Governador do Mato Grosso critica antecessor por escolha de VLT. “Queríamos o BRT”, diz Pedro Taques

Apesar do discurso contrário ao VLT, governador vem empenhando esforços para retomar as obras do modal, que deveria ter sido inaugurado há três anos

ALEXANDRE PELEGI

A escolha do Veículo Leve Sobre Trilhos (VLT) como modal de transporte público em Cuiabá e Várzea Grande, incluída como uma das obras de mobilidade para a Copa do Mundo, em 2014, continua movendo a polêmica no estado do Mato Grosso. O governador Pedro Taques não esconde sua contrariedade quanto à escolha que, segundo ele, quebrou o estado, além de quebrar a cara de seus opositores.

Durante evento de inauguração de obras em Várzea Grande ontem (11), o governador do MT disse que lutou contra o VLT na época. “Queríamos o BRT, pois ficaria em R$ 500 milhões e o VLT R$ 1,423 bilhão.
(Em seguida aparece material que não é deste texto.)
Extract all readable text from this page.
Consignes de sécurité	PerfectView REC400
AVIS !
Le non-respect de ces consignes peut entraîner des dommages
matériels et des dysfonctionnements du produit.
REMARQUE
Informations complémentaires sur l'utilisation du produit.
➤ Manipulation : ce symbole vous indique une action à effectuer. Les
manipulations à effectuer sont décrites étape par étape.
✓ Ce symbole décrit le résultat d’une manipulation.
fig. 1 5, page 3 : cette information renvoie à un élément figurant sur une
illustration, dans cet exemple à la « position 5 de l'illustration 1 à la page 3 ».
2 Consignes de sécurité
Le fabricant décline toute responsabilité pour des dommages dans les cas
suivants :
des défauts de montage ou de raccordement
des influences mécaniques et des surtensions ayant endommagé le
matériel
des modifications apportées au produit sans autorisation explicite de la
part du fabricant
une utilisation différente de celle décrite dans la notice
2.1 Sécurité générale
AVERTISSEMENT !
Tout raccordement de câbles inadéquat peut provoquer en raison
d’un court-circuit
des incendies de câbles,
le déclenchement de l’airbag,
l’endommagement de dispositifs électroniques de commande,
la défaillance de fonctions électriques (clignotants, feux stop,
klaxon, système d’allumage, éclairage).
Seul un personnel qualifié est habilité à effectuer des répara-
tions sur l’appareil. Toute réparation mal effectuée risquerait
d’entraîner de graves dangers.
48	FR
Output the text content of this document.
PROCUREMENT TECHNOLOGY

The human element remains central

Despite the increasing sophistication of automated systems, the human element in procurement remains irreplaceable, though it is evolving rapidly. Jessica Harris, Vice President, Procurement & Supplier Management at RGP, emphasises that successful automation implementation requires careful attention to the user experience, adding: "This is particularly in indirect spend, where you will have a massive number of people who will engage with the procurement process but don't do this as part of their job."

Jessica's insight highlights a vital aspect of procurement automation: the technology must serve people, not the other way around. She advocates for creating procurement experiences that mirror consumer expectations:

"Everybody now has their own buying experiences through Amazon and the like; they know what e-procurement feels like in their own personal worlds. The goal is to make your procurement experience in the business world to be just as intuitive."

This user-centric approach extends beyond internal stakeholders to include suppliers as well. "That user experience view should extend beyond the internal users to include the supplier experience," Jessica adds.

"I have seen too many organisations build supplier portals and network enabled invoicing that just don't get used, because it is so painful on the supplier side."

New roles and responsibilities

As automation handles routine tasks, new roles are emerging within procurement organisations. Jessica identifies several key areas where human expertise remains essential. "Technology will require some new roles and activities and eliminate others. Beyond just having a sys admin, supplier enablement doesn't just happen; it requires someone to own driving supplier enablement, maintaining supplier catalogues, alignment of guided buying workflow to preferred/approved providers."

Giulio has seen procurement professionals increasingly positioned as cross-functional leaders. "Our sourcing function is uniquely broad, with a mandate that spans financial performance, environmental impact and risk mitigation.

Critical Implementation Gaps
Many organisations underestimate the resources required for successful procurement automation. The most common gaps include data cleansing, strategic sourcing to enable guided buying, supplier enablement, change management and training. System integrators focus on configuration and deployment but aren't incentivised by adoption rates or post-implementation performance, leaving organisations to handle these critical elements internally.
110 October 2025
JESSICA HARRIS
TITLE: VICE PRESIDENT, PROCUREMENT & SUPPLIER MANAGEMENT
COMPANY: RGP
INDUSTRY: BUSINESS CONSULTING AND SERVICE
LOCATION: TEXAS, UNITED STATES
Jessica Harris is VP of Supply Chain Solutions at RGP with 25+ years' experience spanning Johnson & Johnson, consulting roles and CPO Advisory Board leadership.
É muito dinheiro”, afirmou.

Em 2011 seu antecessor, o então governador Silval Barbosa (PMDB), levou uma comitiva para Portugal para conhecer o projeto. “Já gastaram R$ 1,66 bilhão”, disse Pedro Taques.

RETOMANDO O VLT

Apesar do discurso contrário ao VLT, o governador vem empenhando esforços para retomar as obars do modal, que deveria ter sido inaugurado há três anos. À época a solução do BRT estava orçada em R$ 423 milhões, enquanto o VLT partia de um valor inicial de R$ 1,2 bilhão, além de adicionais R$ 700 milhões do projeto inicial.

Pedro Taques explicou sua posição: “Nós vamos terminar o VLT, pois não podemos deixar R$ 1 bilhão jogados no lixo. Várzea Grande e Cuiabá merecem o VLT. Agora, vamos terminar com responsabilidade, sem jogar o lixo pra baixo do trilho, sem roubar dinheiro do cidadão”, garantiu.

Atualmente, graças ao acordo firmado entre o Governo do Estado e o Consórcio VLT, o sistema custará aos cofres públicos perto de R$ 2 bilhões; deste valor o Estado já pagou R$ 1 bilhão.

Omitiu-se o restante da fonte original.